Now, what is our aim? We want to start at the \(\vert 0\rangle\) state, and construct some circuit \(Q\) such that, the state at the end is \(\vert A_0 \rangle\). In other words, we require \(\langle A_0 \vert Q \vert 0 \rangle = 1\). We know that for the particular \(U\) that we picked, which is \(H\), we have \(a = \frac{1}{\sqrt{N}}\). Thus, we need to find phases such that \(P(1/\sqrt N) = 1\), where the polynomial \(P(a) = \langle A_0 \vert Q(a) \vert 0 \rangle\).

It turns out, a polynomial that satisfies this is an \(O(\sqrt N)\)-degree polynomial that can be constructed by having \(\pi\) rotations for all the signal-processing operators. This is a good thing, because every alternate signal-processing operator was fixed at \(\pi\) to begin with. Aand that is how Grover’s original algorithm is obtained as an instance of signal-processing.

Casting Grover’s as a QSP problem leads to pretty cool insights. One of them is that: “there may be other polynomials that satisfy our bare requirement, which is \(P(1/\sqrt N) = 1\), but behave better than Grover’s”. In particular, perhaps, repeating the building blocks too many times would not move the state vector too far from the true solution: which is not true for Grover’s original algorithm and has catastrophic effects. Such thinking led to the fixed point version of the Grover’s algorithm.

It is tempting to ask–can one find a lower degree QSP polynomial which also satisfies the \(P(1/\sqrt N)\) constraint? Since the degree of the polynomial directly relates to the number of times the oracle is called, one would then get a more efficient solution to quantum search! However, this tantalizing possibility is ruled out by lower bounds on the search problem: a lower degree QSP polynomial that satifies our condition simply does not exist!

And this depressing thought which saddened me for a few weeks is a good place to end this article.

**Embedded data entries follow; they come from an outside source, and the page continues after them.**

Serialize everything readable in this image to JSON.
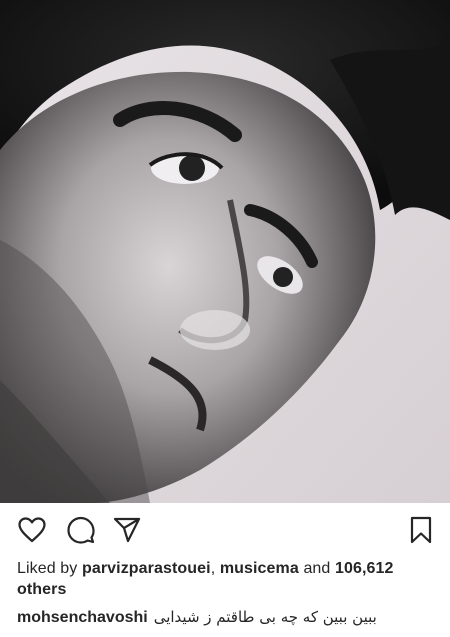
{
  "post": {
    "image_alt": "Black and white close-up portrait photo",
    "liked_by_prefix": "Liked by",
    "liked_user_1": "parvizparastouei",
    "separator": ",",
    "liked_user_2": "musicema",
    "and_word": "and",
    "others_count": "106,612",
    "others_word": "others",
    "author": "mohsenchavoshi",
    "caption": "ببین ببین که چه بی طاقتم ز شیدایی"
  },
  "icons": {
    "like": "heart-outline-icon",
    "comment": "speech-bubble-icon",
    "share": "paper-plane-icon",
    "save": "bookmark-icon"
  },
  "colors": {
    "text": "#262626",
    "background": "#ffffff"
  }
}
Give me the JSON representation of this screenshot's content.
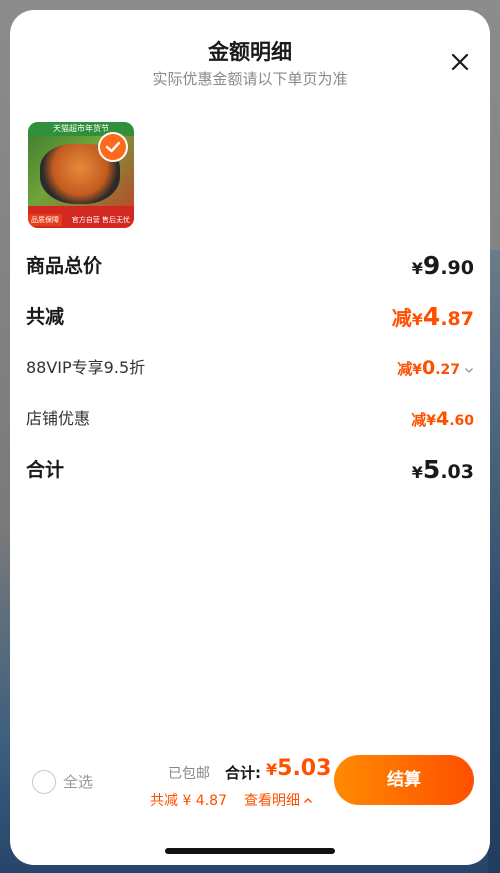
{
  "header": {
    "title": "金额明细",
    "subtitle": "实际优惠金额请以下单页为准"
  },
  "product": {
    "image_alt": "铸铁锅商品图",
    "top_text": "天猫超市年货节",
    "tag_text": "品质保障",
    "badge_text": "官方自营 售后无忧",
    "selected": true
  },
  "rows": {
    "subtotal": {
      "label": "商品总价",
      "currency": "¥",
      "amount_int": "9",
      "amount_dec": ".90"
    },
    "total_reduction": {
      "label": "共减",
      "prefix": "减",
      "currency": "¥",
      "amount_int": "4",
      "amount_dec": ".87"
    },
    "vip_discount": {
      "label": "88VIP专享9.5折",
      "prefix": "减",
      "currency": "¥",
      "amount_int": "0",
      "amount_dec": ".27"
    },
    "shop_discount": {
      "label": "店铺优惠",
      "prefix": "减",
      "currency": "¥",
      "amount_int": "4",
      "amount_dec": ".60"
    },
    "total": {
      "label": "合计",
      "currency": "¥",
      "amount_int": "5",
      "amount_dec": ".03"
    }
  },
  "bottom_bar": {
    "select_all_label": "全选",
    "shipping_text": "已包邮",
    "total_label": "合计:",
    "total_currency": "¥",
    "total_amount": "5.03",
    "reduce_text": "共减 ¥ 4.87",
    "detail_link": "查看明细",
    "checkout_label": "结算"
  },
  "colors": {
    "accent": "#ff5000",
    "accent_gradient_start": "#ff8a00",
    "text_primary": "#1a1a1a",
    "text_secondary": "#8a8a8a"
  },
  "icons": {
    "close": "close-icon",
    "check": "check-icon",
    "chevron_down": "chevron-down-icon",
    "chevron_up": "chevron-up-icon"
  }
}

  1. There are two more constraints on \(P(a)\). One of them is that its parity must be \(d \% 2\). The second constraint is with relation to another polynomial, which is part of the \(\langle 0 \vert Q \vert 1 \rangle\) entry of the matrix, and is explained formally in the Grand Unification paper

  2. I’m still unsure why this promise is important. One thing I note is that when \(a\) is \(0\), this reduces the rotation matrix \(R(a)\) (defined a few paragraphs below) to an \(X\) rotation, and intuitively, this may not allow one to have \(\langle A_0 \vert Q \vert B_0 \rangle\) to be any QSP polynomial. 

  3. The term “magic”, also has a technical definition in quantum computing, that we are not referring to here. I’ll say this though: the people coming up with these names (see teleportation) are at least in part responsible for the hype the field sees!